Der allgemeinen Risikodiagnose und Rückfallprognose dient die Psychopathie-Checkliste in der Form der Psychopathy Checklist Revisited (PCL-R; Hare & Neumann 2006). Überprüft werden 20 Items, die sich auf den Verhaltens- und Lebensstil des Probanden beziehen. Inzwischen gibt es auch eine 12 Items umfassende Screening-Variante (PCL: SV) und eine Version für Jugendliche (PCL-YV). Eine deutsche Version, die zur Begutachtung eines Probanden ein 90-120minütiges Interview erfordert, stammt von Sevecke und Krischer (2005). Ein weiteres Verfahren - das ebenfalls in deutscher Übersetzung vorliegt - ist der Violence Risk Appraisal Guide (VRAG). Zudem gibt es neuerdings das Kieler Psychopathie Inventar (KPI) von Dennis Köhler. - Speziell für Straftäter mit einer psychischen Störung ist das Historical Clinical Risk Assessment (HCR-20) bestimmt (deutsche Version: Müller-Isberner u.a. 1998). - Beim Multiple Iterative Classification Tree (ICT) handelt es sich um ein aktuarisches Verfahren, das einen Probanden aufgrund einer computergestützten Klassifikation einer Gruppe mit bekanntem Rückfallrisiko zuweist. - Im Gegensatz zum ICT ist das von Dittmann u.a. in der Schweiz erarbeitete Prognoseinstrument - die Kriterienliste der Fachkommissionen des Strafvollzugskonkordats der Nordwest- und Innerschweiz - idiographisch-klinisch orientert. Ebenfalls idiographisch ist der (mit einem viel umfangreicheren Kriterienkatalog arbeitende) Therapie-Risiko-Evaluations-Test (TRET) von Urbaniok. - Die Methode der idealtypisch-vergleichenden Einzelfallanalyse (MIVEA; Bock 1995) soll auch für Nicht-Psychologen und Nicht-Psychiater nutzbar sein (zur Kritik: Graebsch & Burkhardt 2006).

Andere Instrumente wurden speziell für jugendliche Straftäter (FORAI; WAJA, EARL-20B; SAVRY) oder Sexualstraftäter entwickelt (SVR-20; RRS-H; RRS-S; RRS-VE; RRS-SM; SORAG; STATIC-99; RRASOR; SACJ-Min u.a.).

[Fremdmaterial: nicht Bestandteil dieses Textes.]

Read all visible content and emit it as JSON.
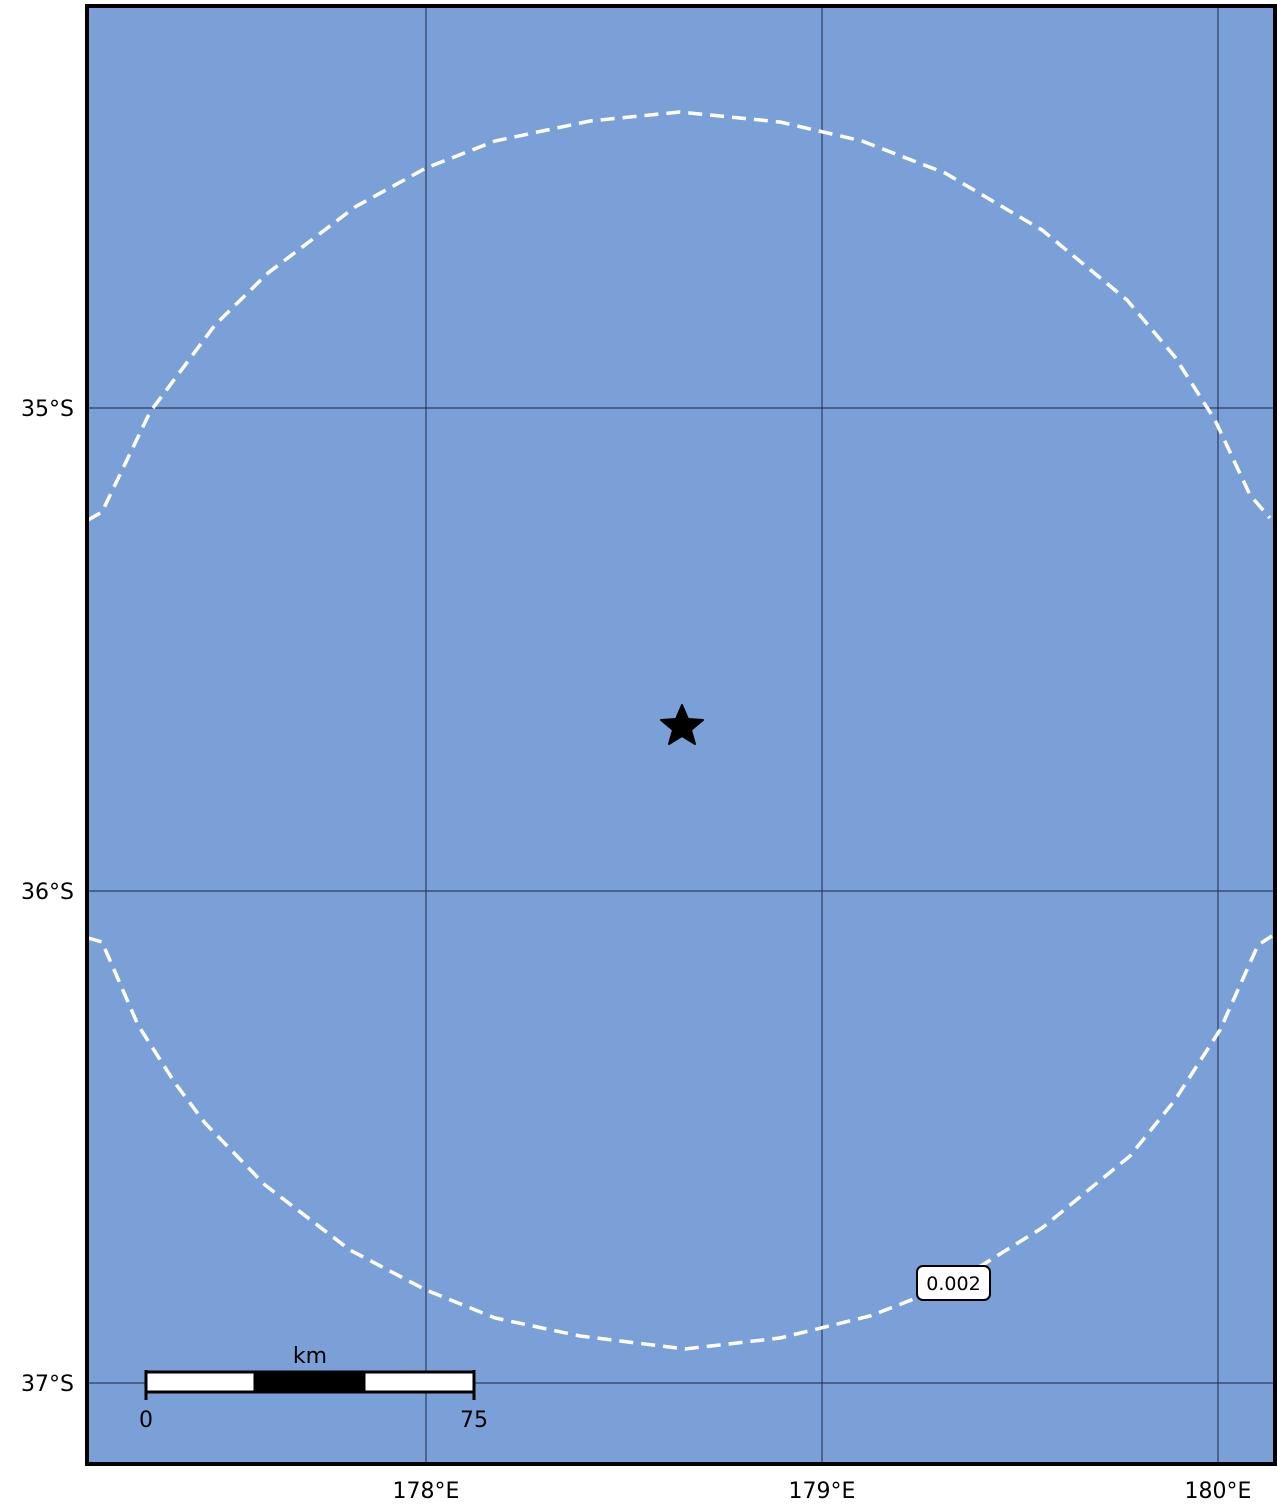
{
  "map": {
    "colors": {
      "ocean": "#7ba0d8",
      "gridline": "#1f2d4f",
      "contour": "#ffffff",
      "frame": "#000000",
      "epicenter": "#000000"
    },
    "lon_ticks": [
      {
        "value": 178,
        "label": "178°E"
      },
      {
        "value": 179,
        "label": "179°E"
      },
      {
        "value": 180,
        "label": "180°E"
      }
    ],
    "lat_ticks": [
      {
        "value": -35,
        "label": "35°S"
      },
      {
        "value": -36,
        "label": "36°S"
      },
      {
        "value": -37,
        "label": "37°S"
      }
    ],
    "epicenter": {
      "icon": "star-icon",
      "lon": 178.64,
      "lat": -35.66
    },
    "contour": {
      "value_label": "0.002",
      "style": "dashed",
      "label_lon": 179.33,
      "label_lat": -36.81
    },
    "scale_bar": {
      "unit_label": "km",
      "start_label": "0",
      "end_label": "75",
      "length_km": 75
    }
  }
}
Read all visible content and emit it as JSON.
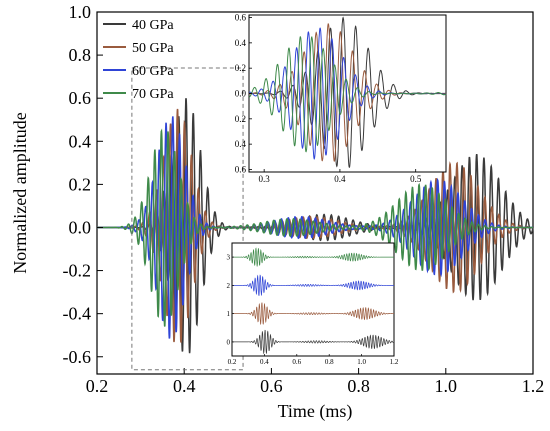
{
  "chart_data": {
    "type": "line",
    "xlabel": "Time (ms)",
    "ylabel": "Normalized amplitude",
    "xlim": [
      0.2,
      1.2
    ],
    "ylim": [
      -0.68,
      1.0
    ],
    "xticks": [
      "0.2",
      "0.4",
      "0.6",
      "0.8",
      "1.0",
      "1.2"
    ],
    "yticks": [
      "-0.6",
      "-0.4",
      "-0.2",
      "0.0",
      "0.2",
      "0.4",
      "0.6",
      "0.8",
      "1.0"
    ],
    "legend_position": "top-left",
    "series": [
      {
        "name": "40 GPa",
        "color": "#3a3a3a",
        "shift": 0.0,
        "a1": 0.6,
        "a2": 0.34,
        "a3": 0.06
      },
      {
        "name": "50 GPa",
        "color": "#9a5b3e",
        "shift": -0.02,
        "a1": 0.55,
        "a2": 0.3,
        "a3": 0.05
      },
      {
        "name": "60 GPa",
        "color": "#2f44d6",
        "shift": -0.035,
        "a1": 0.52,
        "a2": 0.22,
        "a3": 0.05
      },
      {
        "name": "70 GPa",
        "color": "#3f8a4a",
        "shift": -0.05,
        "a1": 0.46,
        "a2": 0.2,
        "a3": 0.04
      }
    ],
    "selection_box": {
      "x0": 0.28,
      "x1": 0.535,
      "y0": -0.66,
      "y1": 0.74
    },
    "inset_zoom": {
      "xlim": [
        0.28,
        0.54
      ],
      "ylim": [
        -0.62,
        0.62
      ],
      "xticks": [
        "0.3",
        "0.4",
        "0.5"
      ],
      "yticks": [
        "0.6",
        "0.4",
        "0.2",
        "0.0",
        "0.2",
        "0.4",
        "0.6"
      ]
    },
    "inset_offset": {
      "xlim": [
        0.2,
        1.2
      ],
      "ylim": [
        -0.5,
        3.5
      ],
      "xticks": [
        "0.2",
        "0.4",
        "0.6",
        "0.8",
        "1.0",
        "1.2"
      ],
      "yticks": [
        "0",
        "1",
        "2",
        "3"
      ],
      "offsets": [
        0,
        1,
        2,
        3
      ]
    }
  }
}
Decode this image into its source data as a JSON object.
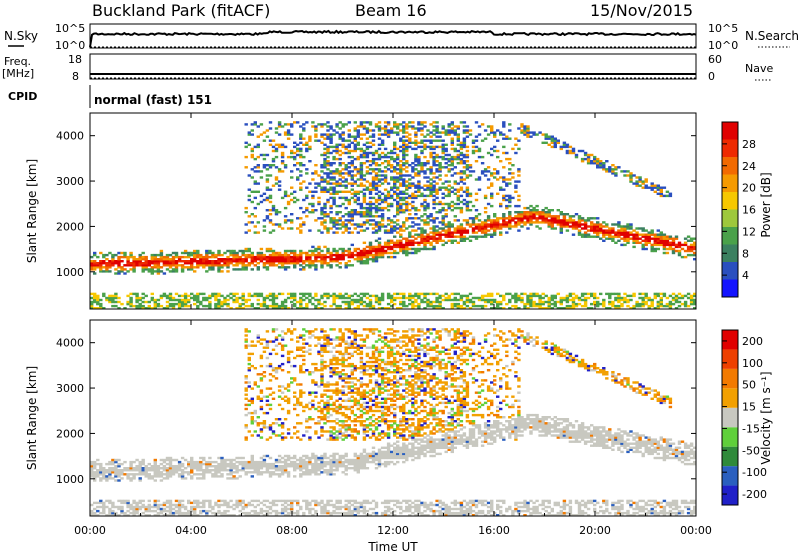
{
  "header": {
    "station": "Buckland Park (fitACF)",
    "beam": "Beam 16",
    "date": "15/Nov/2015"
  },
  "colors": {
    "power_scale": [
      "#1414ff",
      "#2a4fbf",
      "#3b8060",
      "#4aa14a",
      "#9ec83c",
      "#f7c800",
      "#f59a00",
      "#f26a00",
      "#ee2a00",
      "#e00000"
    ],
    "velocity_scale": [
      "#2020c8",
      "#2a5fbf",
      "#2f8a3a",
      "#5fcf3a",
      "#c8c8c0",
      "#f2a000",
      "#f27a00",
      "#ee4000",
      "#e00000"
    ],
    "ground_scatter": "#c8c8c0"
  },
  "chart_data": [
    {
      "type": "line",
      "panel": "noise",
      "left_label": "N.Sky",
      "right_label": "N.Search",
      "left_ticks": [
        "10^5",
        "10^0"
      ],
      "right_ticks": [
        "10^5",
        "10^0"
      ],
      "xlim": [
        0,
        24
      ]
    },
    {
      "type": "line",
      "panel": "frequency",
      "left_label": "Freq.",
      "left_unit": "[MHz]",
      "right_label": "Nave",
      "left_ticks": [
        18,
        8
      ],
      "right_ticks": [
        60,
        0
      ],
      "xlim": [
        0,
        24
      ]
    },
    {
      "type": "table",
      "panel": "cpid",
      "label": "CPID",
      "value": "normal (fast) 151"
    },
    {
      "type": "heatmap",
      "panel": "power",
      "ylabel": "Slant Range [km]",
      "yticks": [
        1000,
        2000,
        3000,
        4000
      ],
      "ylim": [
        180,
        4500
      ],
      "xlim": [
        0,
        24
      ],
      "colorbar_label": "Power [dB]",
      "colorbar_ticks": [
        "4",
        "8",
        "12",
        "16",
        "20",
        "24",
        "28"
      ],
      "colorbar_range": [
        0,
        32
      ]
    },
    {
      "type": "heatmap",
      "panel": "velocity",
      "ylabel": "Slant Range [km]",
      "yticks": [
        1000,
        2000,
        3000,
        4000
      ],
      "ylim": [
        180,
        4500
      ],
      "xlim": [
        0,
        24
      ],
      "colorbar_label": "Velocity [m s⁻¹]",
      "colorbar_ticks": [
        "200",
        "100",
        "50",
        "15",
        "-15",
        "-50",
        "-100",
        "-200"
      ]
    },
    {
      "type": "axis",
      "xlabel": "Time UT",
      "xticks": [
        "00:00",
        "04:00",
        "08:00",
        "12:00",
        "16:00",
        "20:00",
        "00:00"
      ],
      "xtick_values": [
        0,
        4,
        8,
        12,
        16,
        20,
        24
      ]
    }
  ]
}
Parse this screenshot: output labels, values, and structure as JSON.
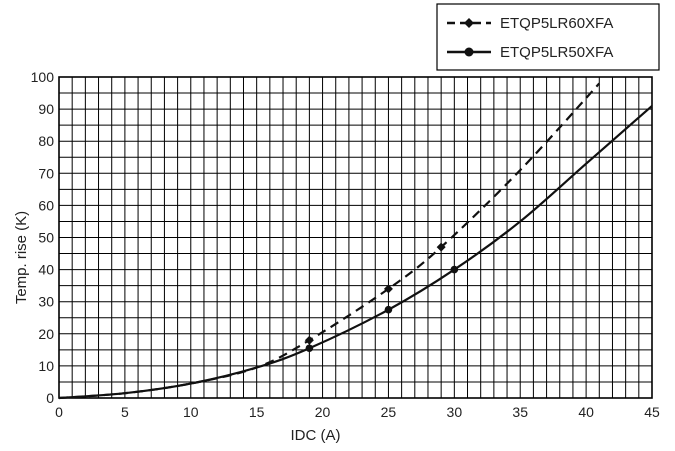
{
  "chart_data": {
    "type": "line",
    "title": "",
    "xlabel": "IDC (A)",
    "ylabel": "Temp. rise (K)",
    "xlim": [
      0,
      45
    ],
    "ylim": [
      0,
      100
    ],
    "xticks": [
      0,
      5,
      10,
      15,
      20,
      25,
      30,
      35,
      40,
      45
    ],
    "yticks": [
      0,
      10,
      20,
      30,
      40,
      50,
      60,
      70,
      80,
      90,
      100
    ],
    "x_minor_step": 1,
    "y_minor_step": 5,
    "grid": true,
    "legend_position": "top-right-outside",
    "series": [
      {
        "name": "ETQP5LR60XFA",
        "style": "dashed",
        "marker": "diamond",
        "color": "#111111",
        "x": [
          0,
          5,
          10,
          15,
          19,
          25,
          29,
          35,
          41
        ],
        "y": [
          0,
          1.5,
          4.5,
          9.5,
          18,
          34,
          47,
          71,
          98
        ]
      },
      {
        "name": "ETQP5LR50XFA",
        "style": "solid",
        "marker": "circle",
        "color": "#111111",
        "x": [
          0,
          5,
          10,
          15,
          19,
          25,
          30,
          35,
          40,
          45
        ],
        "y": [
          0,
          1.5,
          4.5,
          9.5,
          15.5,
          27.5,
          40,
          55,
          73,
          91
        ]
      }
    ],
    "markers": [
      {
        "series": 0,
        "x": [
          19,
          25,
          29
        ]
      },
      {
        "series": 1,
        "x": [
          19,
          25,
          30
        ]
      }
    ]
  }
}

Manche Verfahren mit rückfallprognostischen Aspekten - wie etwa das Level of Service Inventory (LSI-R) oder das Youth Level of Service/Case Management Inventory (YLS/CMI) - dienen eher der Diagnose der Behandlungsbedürfnisse und dem Risikomanagement. Hier geht es weniger darum, die Rückfallwahrscheinlichkeit einzuschätzen, als darum, Bedingungen so zu verändern, dass es möglich wird, den Rückfall zu vermeiden.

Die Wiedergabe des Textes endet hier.